Jenell Stewart, DO, MPH
Dr. Stewart is a board-certified Infectious Diseases physician and researcher. She completed her clinical training at the University of Washington and is an Infectious Diseases physician at the Hennepin Healthcare Positive Care Clinic and an Assistant Professor of Medicine at the University of Minnesota. Her research focuses on the prevention of Sexually Transmitted Infections (STIs) and Human Immunodeficiency Virus (HIV). In 2023, she was selected as The ASTDA Young Investigator of the Year.
STIs, HIV Prevention
STIs, HIV Prevention, Clinical Trials, Behavioral Science
Jenell Stewart, DO, MPH, is an Infectious Diseases physician-scientist focused on the prevention of Sexually Transmitted Infections (STIs) and Human Immunodeficiency Virus (HIV) and improving clinical care for women who engage in transactional sex. She has a strong track record of dedication to STI and HIV research in low-resource settings and extensive experience in international collaborations. Bringing together research methods on biomedical primary prevention, adherence behavior, and social marginalization, Dr. Stewart has two primary areas of research: first, clinical trials of prevention of bacterial STIs among cisgender women, and second, community-based care models for HIV prevention.

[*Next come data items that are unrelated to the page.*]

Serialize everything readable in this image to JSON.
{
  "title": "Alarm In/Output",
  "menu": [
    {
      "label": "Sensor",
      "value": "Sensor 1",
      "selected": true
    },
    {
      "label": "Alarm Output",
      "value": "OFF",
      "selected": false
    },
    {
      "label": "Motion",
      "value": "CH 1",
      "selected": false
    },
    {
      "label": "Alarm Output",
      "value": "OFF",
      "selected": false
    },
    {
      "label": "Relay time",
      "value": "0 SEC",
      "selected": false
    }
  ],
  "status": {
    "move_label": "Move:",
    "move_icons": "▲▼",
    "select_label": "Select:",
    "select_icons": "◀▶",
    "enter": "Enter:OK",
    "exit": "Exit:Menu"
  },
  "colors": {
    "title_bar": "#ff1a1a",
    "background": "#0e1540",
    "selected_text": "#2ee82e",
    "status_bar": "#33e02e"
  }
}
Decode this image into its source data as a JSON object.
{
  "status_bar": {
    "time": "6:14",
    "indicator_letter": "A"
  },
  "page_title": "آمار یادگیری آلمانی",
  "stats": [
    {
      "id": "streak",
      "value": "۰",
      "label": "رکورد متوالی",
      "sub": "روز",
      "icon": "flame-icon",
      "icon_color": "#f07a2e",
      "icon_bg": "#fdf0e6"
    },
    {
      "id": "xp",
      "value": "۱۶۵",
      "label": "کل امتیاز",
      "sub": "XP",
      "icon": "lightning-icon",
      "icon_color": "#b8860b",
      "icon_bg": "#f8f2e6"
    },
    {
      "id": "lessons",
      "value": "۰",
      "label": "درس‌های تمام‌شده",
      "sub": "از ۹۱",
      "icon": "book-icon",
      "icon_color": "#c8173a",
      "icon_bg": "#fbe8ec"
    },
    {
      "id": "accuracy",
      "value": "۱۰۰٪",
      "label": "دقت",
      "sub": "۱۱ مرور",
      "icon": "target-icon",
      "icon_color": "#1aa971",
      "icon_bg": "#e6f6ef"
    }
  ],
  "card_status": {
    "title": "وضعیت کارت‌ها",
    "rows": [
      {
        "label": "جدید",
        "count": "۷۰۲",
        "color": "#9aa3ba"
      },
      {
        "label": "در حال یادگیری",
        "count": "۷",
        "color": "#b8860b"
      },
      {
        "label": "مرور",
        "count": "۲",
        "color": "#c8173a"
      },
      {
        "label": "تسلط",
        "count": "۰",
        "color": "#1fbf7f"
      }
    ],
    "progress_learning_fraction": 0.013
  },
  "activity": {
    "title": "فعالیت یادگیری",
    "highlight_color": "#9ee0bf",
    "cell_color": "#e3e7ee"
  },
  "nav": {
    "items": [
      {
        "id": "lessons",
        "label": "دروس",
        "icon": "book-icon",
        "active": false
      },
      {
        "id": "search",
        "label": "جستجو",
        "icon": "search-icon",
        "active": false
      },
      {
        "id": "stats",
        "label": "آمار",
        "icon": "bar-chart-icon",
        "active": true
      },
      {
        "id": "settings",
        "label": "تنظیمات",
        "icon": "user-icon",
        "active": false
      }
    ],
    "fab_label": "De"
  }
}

From 2020 to 2022, she directed the dPEP Kenya Trial in collaboration with colleagues at the Kenya Medical Research Institute (KEMRI) and under the mentorship of Dr. Jared Baeten. They focused on the prevention of bacterial STIs among cisgender women taking HIV PrEP using an antibiotic as a “morning-after pill.”
The women taking HIV PrEP in Kenya, like much of the world, have high rates of bacterial STIs, which in many cases, are as high or higher than men having sex with men taking HIV PrEP in high-income countries. These STIs can have damaging, long-term effects such as infertility, chronic pain, pregnancy complications including harm to the newborns, and increased risk of HIV. Unfortunately, the current options available for prevention and diagnosis are limited.
After comparing the efficacy results of doxycycline PEP for the prevention of chlamydia, syphilis, and gonorrhea among cisgender women in Kenya who were taking HIV pre-exposure prophylaxis (PrEP), to cisgender men and transgender women in France and the USA, she focused on understanding why doxycycline PEP did not prevent STIs among cisgender women. Ongoing and future work is focused on drug-resistant STIs and understanding adherence behavior.
In addition, she is working on two implementation science studies evaluating improved HIV PrEP access and delivery in community-based settings. As a Principal Investigator, in collaboration with Dr. Maria Corcorran at the University of Washington, she is working on an NIH-funded pilot study on improving care for women who inject drugs and exchange sex in the United States. They are developing and implementing a combination of primary care and preventative services, such as PrEP and buprenorphine, at venue-based locations, using a co-design process in collaboration with women with lived experience. As a co-investigator on a Bill and Melinda Gates Foundation grant in collaboration with Dr. Katrina Ortblad and Dr. Elizabeth Bukusi, they are evaluating the delivery of long-acting HIV PrEP options in community-based pharmacies in Kenya.
Jenell Stewart, DO, MPH is a board-certified Infectious Diseases physician and researcher. Her research studies the prevention of Sexually Transmitted Infections (STIs) and Human Immunodeficiency Virus (HIV).